Domingo, 20 de Julho de 2008 | Versão Impressa
Mudança vital nos rumos da cultura brasileira
O Suplemento Literário, editado pelo Estado e criado por Candido, continua como referência na divulgação e debate de idéias
Ubiratan Brasil
"Naquela época, São Paulo não tinha a densidade cultural do Rio", comentou Antonio Candido, em uma entrevista de 2006. "O SL foi uma tentativa de fundir o tom de jornal com o de revista." Mas o momento era propício - o suplemento chegou para reforçar a fase de desenvolvimento cultural de São Paulo, iniciada com a criação da Universidade de São Paulo e seguida de uma efervescência musical (especialmente no trabalho desenvolvido por Mario de Andrade à frente do Departamento de Cultura), teatral (o fortalecimento do TBC), cinematográfica (o predomínio das produções da Vera Cruz) e artística (a criação dos Museus de Arte de São Paulo e de Arte Moderna) vivida na cidade.
"No Rio, concentrava-se o mais vivo da literatura e das artes. Não valeria a pena, portanto, pensar uma fórmula ?de movimento?, como a que caracterizava, por exemplo, o famoso suplemento do Jornal do Brasil", comentou Candido. "A maior contribuição de São Paulo era a cultura universitária, mas não havia aqui revistas culturais importantes, nem na USP nem fora dela. Sendo assim, era recomendável tentar uma espécie de equilíbrio entre o movimento vivo da literatura e das artes e a tonalidade mais estável dos estudos universitários. O SL foi uma tentativa de associar as duas dimensões de maneira criativa e acessível, fundindo o tom de jornal com o tom de revista."

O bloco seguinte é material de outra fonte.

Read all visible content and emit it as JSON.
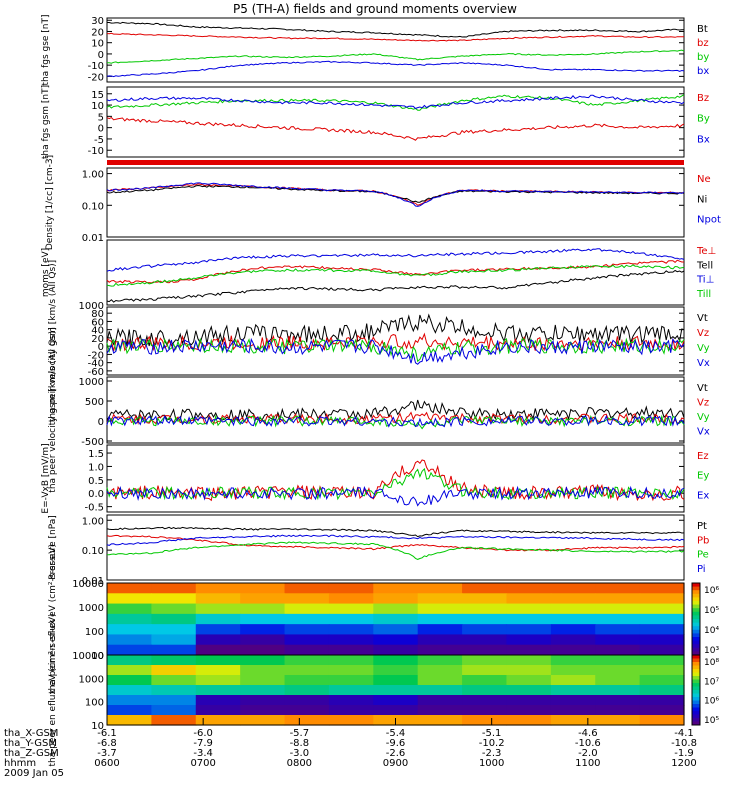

Ao apresentar a primeira edição do Suplemento Literário, o crítico teatral Décio de Almeida Prado, que o dirigiu até 1967, lembrou os leitores que a natureza do novo caderno seria literária e, portanto, artística. "Uma publicação como a nossa define-se menos, talvez, pelo que é do que pelo que deseja ser", escreveu ele, na introdução. "Importa, assim, antes de mais nada, conhecer as idéias que estão atrás da realização."
Almeida Prado, aliás, foi o primeiro diretor do SL por conta da recusa de Antonio Candido em assumir o comando, mesmo com todo conhecimento que tinha do suplemento. Afinal, dois anos antes, em 1954, a direção do Estado pediu a Candido que indicasse um grupo de colaboradores para uma série de artigos sobre a cidade para celebrar o 4º Centenário de São Paulo. Ele, assim, tornava-se naturalmente um candidato à chefia do SL. Candido, porém, preferiu indicar Almeida Prado.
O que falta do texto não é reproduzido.